Reduced government spending in New Jersey will continue for at least two years, Naroff said today at an economic forum in Trenton organized by the state treasury department.
While New Jersey has a housing surplus, it “has not had the default crisis seen elsewhere,” Naroff said. With residents struggling to sell their homes, they have less flexibility to head to states such as Florida, where the cost of living is lower, he said.
“If you can’t sell your house, you can’t move,” he said. “Expect slowly improving economic and revenue growth, but not any surge coming from income, sales or corporate taxes. This is a slow population-growth state. We’re slowing the ’out’ migration.”

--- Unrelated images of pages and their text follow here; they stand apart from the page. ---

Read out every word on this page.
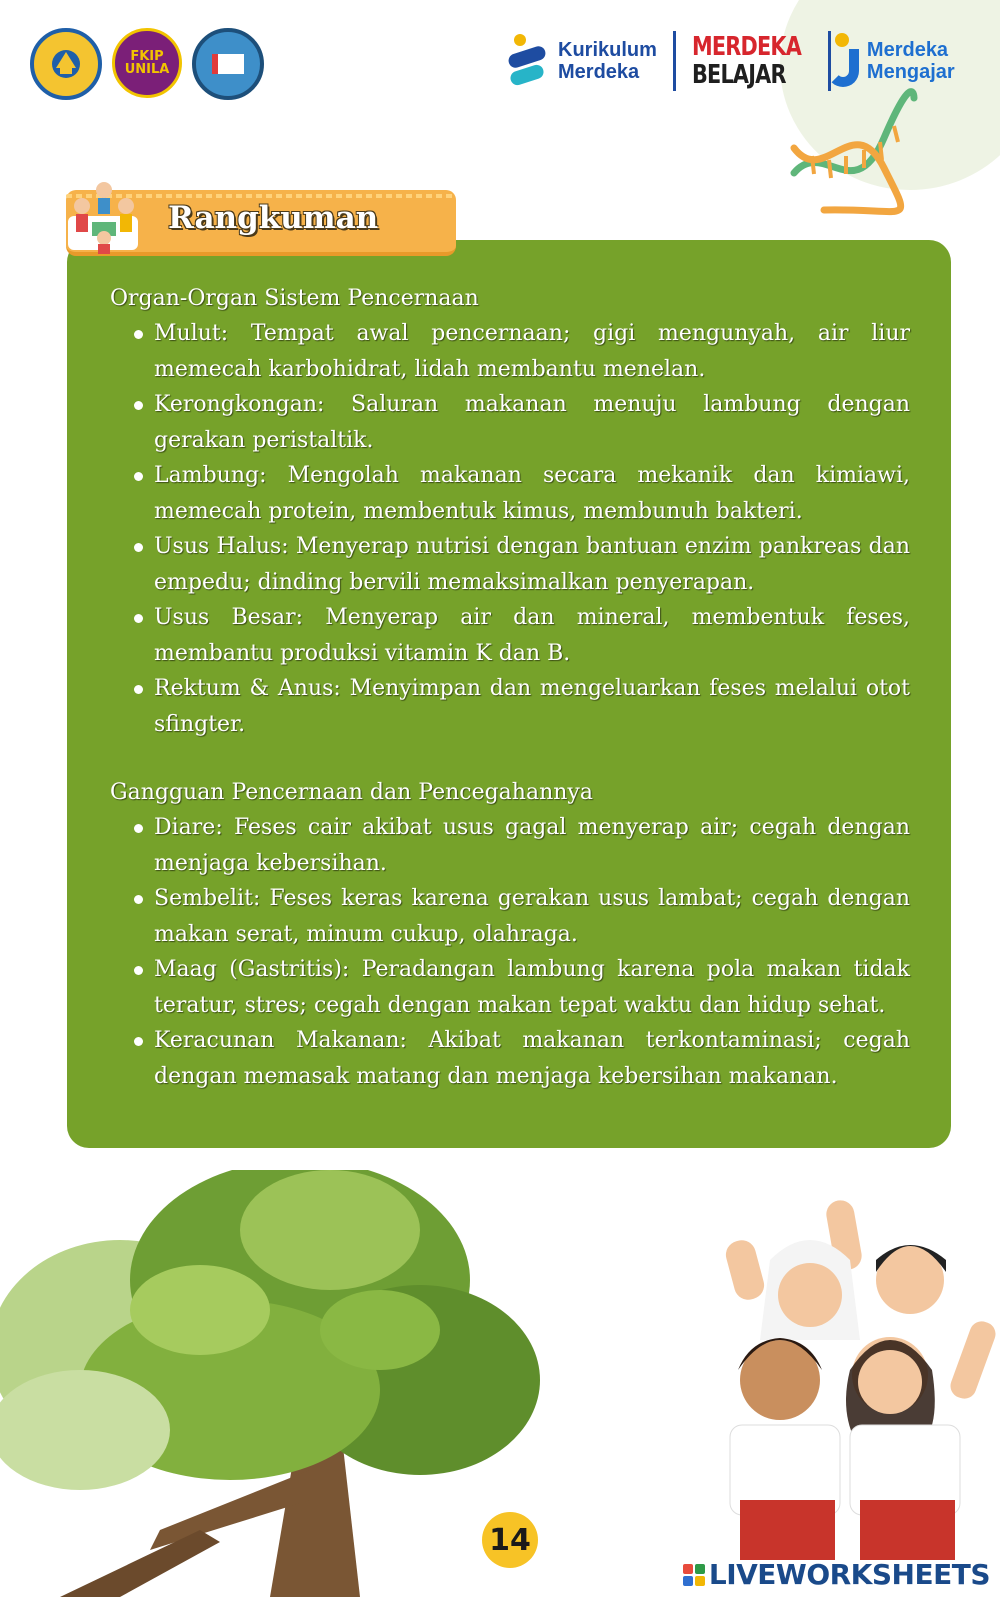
FKIP
UNILA
Kurikulum
Merdeka
MERDEKA
BELAJAR
Merdeka
Mengajar
Rangkuman

Organ-Organ Sistem Pencernaan

Mulut: Tempat awal pencernaan; gigi mengunyah, air liur memecah karbohidrat, lidah membantu menelan.
Kerongkongan: Saluran makanan menuju lambung dengan gerakan peristaltik.
Lambung: Mengolah makanan secara mekanik dan kimiawi, memecah protein, membentuk kimus, membunuh bakteri.
Usus Halus: Menyerap nutrisi dengan bantuan enzim pankreas dan empedu; dinding bervili memaksimalkan penyerapan.
Usus Besar: Menyerap air dan mineral, membentuk feses, membantu produksi vitamin K dan B.
Rektum & Anus: Menyimpan dan mengeluarkan feses melalui otot sfingter.

Gangguan Pencernaan dan Pencegahannya

Diare: Feses cair akibat usus gagal menyerap air; cegah dengan menjaga kebersihan.
Sembelit: Feses keras karena gerakan usus lambat; cegah dengan makan serat, minum cukup, olahraga.
Maag (Gastritis): Peradangan lambung karena pola makan tidak teratur, stres; cegah dengan makan tepat waktu dan hidup sehat.
Keracunan Makanan: Akibat makanan terkontaminasi; cegah dengan memasak matang dan menjaga kebersihan makanan.
14
LIVEWORKSHEETS
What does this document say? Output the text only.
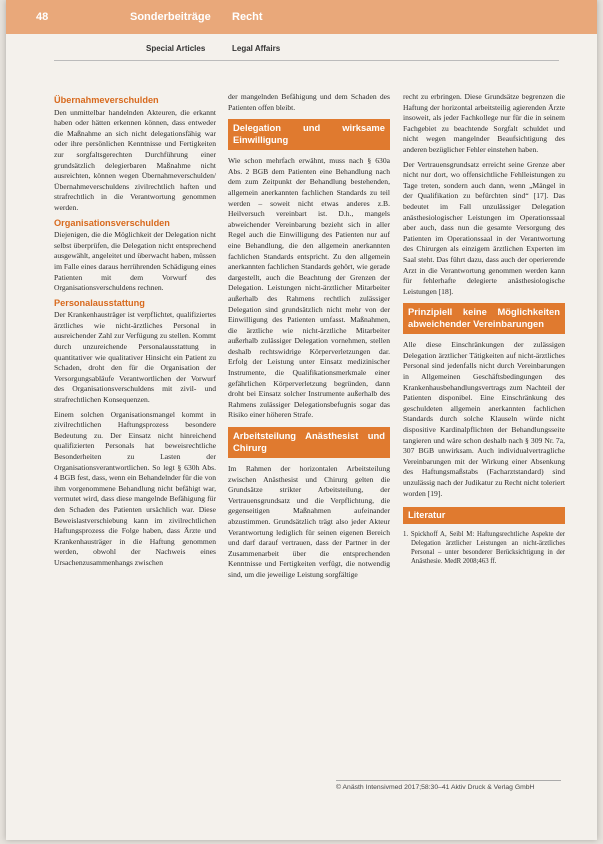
48	Sonderbeiträge Recht
Special Articles	Legal Affairs
Übernahmeverschulden

Den unmittelbar handelnden Akteuren, die erkannt haben oder hätten erkennen können, dass entweder die Maßnahme an sich nicht delegationsfähig war oder ihre persönlichen Kenntnisse und Fertigkeiten zur sorgfaltsgerechten Durchführung einer grundsätzlich delegierbaren Maßnahme nicht ausreichten, können wegen Übernahmeverschulden/Übernahmeverschuldens zivilrechtlich haften und strafrechtlich in die Verantwortung genommen werden.

Organisationsverschulden

Diejenigen, die die Möglichkeit der Delegation nicht selbst überprüfen, die Delegation nicht entsprechend ausgewählt, angeleitet und überwacht haben, müssen im Falle eines daraus herrührenden Schädigung eines Patienten mit dem Vorwurf des Organisationsverschuldens rechnen.

Personalausstattung

Der Krankenhausträger ist verpflichtet, qualifiziertes ärztliches wie nicht-ärztliches Personal in ausreichender Zahl zur Verfügung zu stellen. Kommt durch unzureichende Personalausstattung in quantitativer wie qualitativer Hinsicht ein Patient zu Schaden, droht den für die Organisation der Versorgungsabläufe Verantwortlichen der Vorwurf des Organisationsverschuldens mit zivil- und strafrechtlichen Konsequenzen.

Einem solchen Organisationsmangel kommt in zivilrechtlichen Haftungsprozess besondere Bedeutung zu. Der Einsatz nicht hinreichend qualifizierten Personals hat beweisrechtliche Besonderheiten zu Lasten der Organisationsverantwortlichen. So legt § 630h Abs. 4 BGB fest, dass, wenn ein Behandelnder für die von ihm vorgenommene Behandlung nicht befähigt war, vermutet wird, dass diese mangelnde Befähigung für den Schaden des Patienten ursächlich war. Diese Beweislastverschiebung kann im zivilrechtlichen Haftungsprozess die Folge haben, dass Ärzte und Krankenhausträger in die Haftung genommen werden, obwohl der Nachweis eines Ursachenzusammenhangs zwischen

der mangelnden Befähigung und dem Schaden des Patienten offen bleibt.

Delegation und wirksame Einwilligung

Wie schon mehrfach erwähnt, muss nach § 630a Abs. 2 BGB dem Patienten eine Behandlung nach dem zum Zeitpunkt der Behandlung bestehenden, allgemein anerkannten fachlichen Standards zu teil werden – soweit nicht etwas anderes z.B. Heilversuch vereinbart ist. D.h., mangels abweichender Vereinbarung bezieht sich in aller Regel auch die Einwilligung des Patienten nur auf eine Behandlung, die den allgemein anerkannten fachlichen Standards entspricht. Zu den allgemein anerkannten fachlichen Standards gehört, wie gerade dargestellt, auch die Beachtung der Grenzen der Delegation. Leistungen nicht-ärztlicher Mitarbeiter außerhalb des Rahmens rechtlich zulässiger Delegation sind grundsätzlich nicht mehr von der Einwilligung des Patienten umfasst. Maßnahmen, die ärztliche wie nicht-ärztliche Mitarbeiter außerhalb zulässiger Delegation vornehmen, stellen deshalb rechtswidrige Körperverletzungen dar. Erfolg der Leistung unter Einsatz medizinischer Instrumente, die Qualifikationsmerkmale einer gefährlichen Körperverletzung begründen, dann droht bei Einsatz solcher Instrumente außerhalb des Rahmens zulässiger Delegationsbefugnis sogar das Risiko einer höheren Strafe.

Arbeitsteilung Anästhesist und Chirurg

Im Rahmen der horizontalen Arbeitsteilung zwischen Anästhesist und Chirurg gelten die Grundsätze strikter Arbeitsteilung, der Vertrauensgrundsatz und die Verpflichtung, die gegenseitigen Maßnahmen aufeinander abzustimmen. Grundsätzlich trägt also jeder Akteur Verantwortung lediglich für seinen eigenen Bereich und darf darauf vertrauen, dass der Partner in der Zusammenarbeit über die entsprechenden Kenntnisse und Fertigkeiten verfügt, die notwendig sind, um die jeweilige Leistung sorgfältige

recht zu erbringen. Diese Grundsätze begrenzen die Haftung der horizontal arbeitsteilig agierenden Ärzte insoweit, als jeder Fachkollege nur für die in seinem Fachgebiet zu beachtende Sorgfalt schuldet und nicht wegen mangelnder Beaufsichtigung des anderen bezüglicher Fehler einstehen haben.

Der Vertrauensgrundsatz erreicht seine Grenze aber nicht nur dort, wo offensichtliche Fehlleistungen zu Tage treten, sondern auch dann, wenn „Mängel in der Qualifikation zu befürchten sind“ [17]. Das bedeutet im Fall unzulässiger Delegation anästhesiologischer Leistungen im Operationssaal aber auch, dass nun die gesamte Versorgung des Patienten im Operationssaal in der Verantwortung des Chirurgen als einzigem ärztlichen Experten im Saal steht. Das führt dazu, dass auch der operierende Arzt in die Verantwortung genommen werden kann für fehlerhafte delegierte anästhesiologische Leistungen [18].

Prinzipiell keine Möglichkeiten abweichender Vereinbarungen

Alle diese Einschränkungen der zulässigen Delegation ärztlicher Tätigkeiten auf nicht-ärztliches Personal sind jedenfalls nicht durch Vereinbarungen in Allgemeinen Geschäftsbedingungen des Krankenhausbehandlungsvertrags zum Nachteil der Patienten disponibel. Eine Einschränkung des geschuldeten allgemein anerkannten fachlichen Standards durch solche Klauseln würde nicht dispositive Kardinalpflichten der Behandlungsseite tangieren und wäre schon deshalb nach § 309 Nr. 7a, 307 BGB unwirksam. Auch individualvertragliche Vereinbarungen mit der Wirkung einer Absenkung des Haftungsmaßstabs (Facharztstandard) sind unzulässig nach der Judikatur zu Recht nicht toleriert worden [19].

Literatur

1. Spickhoff A, Seibl M: Haftungsrechtliche Aspekte der Delegation ärztlicher Leistungen an nicht-ärztliches Personal – unter besonderer Berücksichtigung in der Anästhesie. MedR 2008;463 ff.

© Anästh Intensivmed 2017;58:30–41 Aktiv Druck & Verlag GmbH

New Jersey’s economy was ranked the third-worst performing among U.S. states in the year through June 30, according to the Bloomberg Economic Evaluation of States Index, which uses data on employment, income, real estate, taxes and local stocks to track the direction of state economies.
The state’s economic recovery is lagging behidn the nation, the three major credit-rating companies said when they each lowered New Jersey’s bond ranking by one level this year.
New Jersey has been “bumping the bottom” during the recovery, as it lags neighboring New York City in job creation since the end of the recession, said Erica Groshen, a vice president at the Federal Reserve Bank of New York.
While its jobless rate is higher than the U.S. figure, its 65.9 percent participation rate is above the national rate of about 64.2 percent, Groshen said. A higher participation rate indicates a more ready workforce, she said.
New Jersey’s unemployment rate was 9.2 percent in September, while the national rate was 9.1 percent.